Vietnam saw a slight recovery in industrial production with the return of a 1 billion USD trade deficit in April, according to a report form the Ministry of Industry and Trade on May 6.
Statistics showed the industrial production index in April increased by 5.8 percent over the same month last year and the index of the four-month period rose 5 percent over the same period last year.
The figures reflected signs of recovery in industrial production and that enterprises were more confident about the economy this year, the ministry said.
However, in the first three months, consumption was estimated to have increased only 4 percent over the same period last year, proving that the purchasing power in the domestic market had not improved much.
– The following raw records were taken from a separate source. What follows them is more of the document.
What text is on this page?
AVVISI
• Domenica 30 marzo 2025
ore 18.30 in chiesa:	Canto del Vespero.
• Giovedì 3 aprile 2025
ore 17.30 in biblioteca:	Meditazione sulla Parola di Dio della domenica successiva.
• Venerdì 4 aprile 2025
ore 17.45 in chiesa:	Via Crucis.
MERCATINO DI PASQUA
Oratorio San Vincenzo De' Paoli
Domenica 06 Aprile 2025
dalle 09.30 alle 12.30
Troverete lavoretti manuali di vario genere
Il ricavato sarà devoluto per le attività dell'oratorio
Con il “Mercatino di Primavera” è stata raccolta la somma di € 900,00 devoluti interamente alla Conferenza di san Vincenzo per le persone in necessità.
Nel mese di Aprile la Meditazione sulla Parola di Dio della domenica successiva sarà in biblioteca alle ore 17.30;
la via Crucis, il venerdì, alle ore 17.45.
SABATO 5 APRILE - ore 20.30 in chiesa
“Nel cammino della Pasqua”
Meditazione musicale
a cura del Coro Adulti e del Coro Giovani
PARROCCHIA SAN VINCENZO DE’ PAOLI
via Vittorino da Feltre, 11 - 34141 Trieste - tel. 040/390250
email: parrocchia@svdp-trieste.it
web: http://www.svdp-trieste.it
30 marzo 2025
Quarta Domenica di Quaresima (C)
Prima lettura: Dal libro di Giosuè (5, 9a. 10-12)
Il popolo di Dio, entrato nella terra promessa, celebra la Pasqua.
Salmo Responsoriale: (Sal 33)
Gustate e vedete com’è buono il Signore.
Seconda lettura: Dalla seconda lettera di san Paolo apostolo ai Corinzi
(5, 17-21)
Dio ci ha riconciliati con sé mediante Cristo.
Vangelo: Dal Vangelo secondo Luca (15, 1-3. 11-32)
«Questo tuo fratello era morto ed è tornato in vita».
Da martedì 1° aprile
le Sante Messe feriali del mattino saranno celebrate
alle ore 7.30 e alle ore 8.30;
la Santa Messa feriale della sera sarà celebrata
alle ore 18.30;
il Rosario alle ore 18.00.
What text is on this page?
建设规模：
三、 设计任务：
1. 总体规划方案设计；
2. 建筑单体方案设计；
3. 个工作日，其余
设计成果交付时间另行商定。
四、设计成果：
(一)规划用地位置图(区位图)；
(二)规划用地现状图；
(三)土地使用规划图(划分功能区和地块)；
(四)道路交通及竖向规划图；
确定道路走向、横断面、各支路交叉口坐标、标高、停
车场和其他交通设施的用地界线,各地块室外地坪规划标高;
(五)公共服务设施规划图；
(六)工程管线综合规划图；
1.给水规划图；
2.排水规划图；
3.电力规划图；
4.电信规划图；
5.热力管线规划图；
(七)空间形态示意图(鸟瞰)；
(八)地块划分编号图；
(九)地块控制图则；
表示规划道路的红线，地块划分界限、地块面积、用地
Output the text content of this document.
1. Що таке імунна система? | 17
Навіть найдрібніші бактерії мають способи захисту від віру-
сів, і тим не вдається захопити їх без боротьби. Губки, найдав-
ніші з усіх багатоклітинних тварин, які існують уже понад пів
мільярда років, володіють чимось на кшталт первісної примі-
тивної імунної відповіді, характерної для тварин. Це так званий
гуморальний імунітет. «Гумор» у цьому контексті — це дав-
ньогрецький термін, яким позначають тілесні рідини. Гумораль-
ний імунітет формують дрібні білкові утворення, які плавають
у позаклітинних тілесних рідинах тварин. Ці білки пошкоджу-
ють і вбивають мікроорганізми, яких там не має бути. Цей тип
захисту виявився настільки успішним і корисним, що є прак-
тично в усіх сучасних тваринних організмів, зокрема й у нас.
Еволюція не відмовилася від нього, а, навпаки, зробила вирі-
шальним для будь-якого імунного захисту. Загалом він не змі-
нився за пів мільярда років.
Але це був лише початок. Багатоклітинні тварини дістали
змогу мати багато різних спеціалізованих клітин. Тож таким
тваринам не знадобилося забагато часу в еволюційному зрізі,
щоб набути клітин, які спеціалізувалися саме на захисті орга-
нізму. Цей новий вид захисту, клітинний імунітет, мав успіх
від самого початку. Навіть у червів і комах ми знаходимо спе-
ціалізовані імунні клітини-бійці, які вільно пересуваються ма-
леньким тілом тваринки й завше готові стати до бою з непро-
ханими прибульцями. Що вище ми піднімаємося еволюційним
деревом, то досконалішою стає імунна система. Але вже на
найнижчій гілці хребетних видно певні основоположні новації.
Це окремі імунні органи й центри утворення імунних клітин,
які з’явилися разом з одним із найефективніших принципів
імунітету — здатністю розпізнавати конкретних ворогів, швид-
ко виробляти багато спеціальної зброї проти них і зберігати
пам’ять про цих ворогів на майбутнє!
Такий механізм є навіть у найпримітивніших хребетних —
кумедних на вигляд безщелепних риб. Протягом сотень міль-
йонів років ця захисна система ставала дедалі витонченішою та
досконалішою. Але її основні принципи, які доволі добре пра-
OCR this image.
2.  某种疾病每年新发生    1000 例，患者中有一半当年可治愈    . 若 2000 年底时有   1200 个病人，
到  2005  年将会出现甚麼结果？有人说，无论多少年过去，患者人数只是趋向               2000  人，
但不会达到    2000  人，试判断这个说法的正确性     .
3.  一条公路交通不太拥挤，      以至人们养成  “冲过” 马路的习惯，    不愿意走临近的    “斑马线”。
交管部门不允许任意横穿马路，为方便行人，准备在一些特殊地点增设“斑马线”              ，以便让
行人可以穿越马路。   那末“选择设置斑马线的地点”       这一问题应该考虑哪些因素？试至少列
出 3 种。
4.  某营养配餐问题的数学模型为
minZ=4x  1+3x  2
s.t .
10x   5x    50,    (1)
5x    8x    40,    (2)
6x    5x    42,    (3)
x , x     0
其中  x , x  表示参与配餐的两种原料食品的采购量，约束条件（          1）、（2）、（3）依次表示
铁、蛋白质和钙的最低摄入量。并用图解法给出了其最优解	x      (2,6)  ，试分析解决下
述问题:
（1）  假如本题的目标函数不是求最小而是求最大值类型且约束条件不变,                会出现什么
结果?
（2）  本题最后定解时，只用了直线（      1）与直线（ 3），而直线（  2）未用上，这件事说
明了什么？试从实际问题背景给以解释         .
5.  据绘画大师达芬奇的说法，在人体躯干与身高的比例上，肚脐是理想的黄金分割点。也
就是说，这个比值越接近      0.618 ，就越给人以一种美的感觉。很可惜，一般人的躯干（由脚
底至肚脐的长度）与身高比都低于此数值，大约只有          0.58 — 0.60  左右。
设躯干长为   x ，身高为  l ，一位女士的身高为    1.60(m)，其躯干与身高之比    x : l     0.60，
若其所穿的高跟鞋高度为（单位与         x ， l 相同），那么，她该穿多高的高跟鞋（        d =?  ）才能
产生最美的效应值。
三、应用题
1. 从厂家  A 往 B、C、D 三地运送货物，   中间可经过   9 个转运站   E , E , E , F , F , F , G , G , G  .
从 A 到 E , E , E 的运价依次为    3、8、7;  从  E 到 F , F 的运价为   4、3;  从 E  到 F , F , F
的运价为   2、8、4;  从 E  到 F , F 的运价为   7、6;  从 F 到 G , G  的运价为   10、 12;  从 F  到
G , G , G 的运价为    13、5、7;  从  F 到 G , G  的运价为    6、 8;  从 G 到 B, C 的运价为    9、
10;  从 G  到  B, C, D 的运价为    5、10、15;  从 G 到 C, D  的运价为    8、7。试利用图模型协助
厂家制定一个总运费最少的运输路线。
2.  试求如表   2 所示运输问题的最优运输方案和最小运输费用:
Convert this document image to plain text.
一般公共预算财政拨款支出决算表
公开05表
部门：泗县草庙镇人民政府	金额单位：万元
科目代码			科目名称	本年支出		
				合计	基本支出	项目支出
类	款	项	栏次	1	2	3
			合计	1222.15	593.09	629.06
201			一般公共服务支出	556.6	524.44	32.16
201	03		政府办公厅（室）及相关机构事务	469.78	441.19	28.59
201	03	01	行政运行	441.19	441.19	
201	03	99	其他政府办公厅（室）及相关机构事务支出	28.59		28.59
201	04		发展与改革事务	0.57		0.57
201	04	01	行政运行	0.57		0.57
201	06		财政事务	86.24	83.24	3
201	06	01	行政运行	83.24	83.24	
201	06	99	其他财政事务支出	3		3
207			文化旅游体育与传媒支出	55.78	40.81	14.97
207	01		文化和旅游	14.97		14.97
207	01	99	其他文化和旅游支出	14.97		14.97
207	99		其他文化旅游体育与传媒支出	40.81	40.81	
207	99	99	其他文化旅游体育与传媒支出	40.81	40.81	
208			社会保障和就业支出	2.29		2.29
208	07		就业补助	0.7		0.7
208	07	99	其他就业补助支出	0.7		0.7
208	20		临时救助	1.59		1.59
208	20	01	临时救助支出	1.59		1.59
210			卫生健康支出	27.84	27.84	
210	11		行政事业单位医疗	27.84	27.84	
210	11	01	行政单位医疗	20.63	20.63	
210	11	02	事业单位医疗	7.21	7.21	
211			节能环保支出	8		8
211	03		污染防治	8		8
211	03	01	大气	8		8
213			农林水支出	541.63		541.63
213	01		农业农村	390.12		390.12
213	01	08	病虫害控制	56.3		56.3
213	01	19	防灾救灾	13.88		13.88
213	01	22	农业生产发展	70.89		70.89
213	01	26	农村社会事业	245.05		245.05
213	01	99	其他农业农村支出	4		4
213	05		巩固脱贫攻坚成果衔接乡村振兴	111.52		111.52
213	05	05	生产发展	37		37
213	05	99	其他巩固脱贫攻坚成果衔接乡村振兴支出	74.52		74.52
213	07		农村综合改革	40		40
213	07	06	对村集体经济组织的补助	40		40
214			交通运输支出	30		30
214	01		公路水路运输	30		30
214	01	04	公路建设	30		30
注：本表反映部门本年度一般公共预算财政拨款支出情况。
The country was reported to have run a trade deficit of 1 billion USD in April and 722 million USD in the first four months of this year.
According to the ministry, the trade deficit in April was attributed to the low growth of exports, especially the decline in export value of agricultural, forestry and seafood products.
The ministry’s report revealed that export turnover in April decreased 12.1 percent over March, reaching 9.7 billion USD, while imports also dropped by 7.3 percent to 10.7 billion USD.
In April, many enterprises enhanced imports of raw materials for their production, resulting in a trade deficit, which could be in a sign of domestic production recovery.
For the four-month period, export turnover was estimated to total 39.46 billion USD, representing a rise of 16.9 percent over the same period last year, and the import turnover was nearly 40.19 billon USD, 18 percent higher.
The foreign direct investment (FDI) sector accounted for around 65 percent of the country’s total export turnover and 71.5 percent of import turnover.
Regarding the refinery project in Nhon Hoi Economic Zone, worth 27 billion USD, Deputy Minister Ho Thi Kim Thoa, at a press conference on May 6, said the ministry’s viewpoint was to support the project.
She said more investment in oil refining was needed because Vietnam had only one oil refinery. However, there were still a lot of work to do for the feasibility of the project, she said.
The ministry also said that investment projects would be put under close supervision, especially key project making slow progress, and those which were to be finished this ear would be hurried up.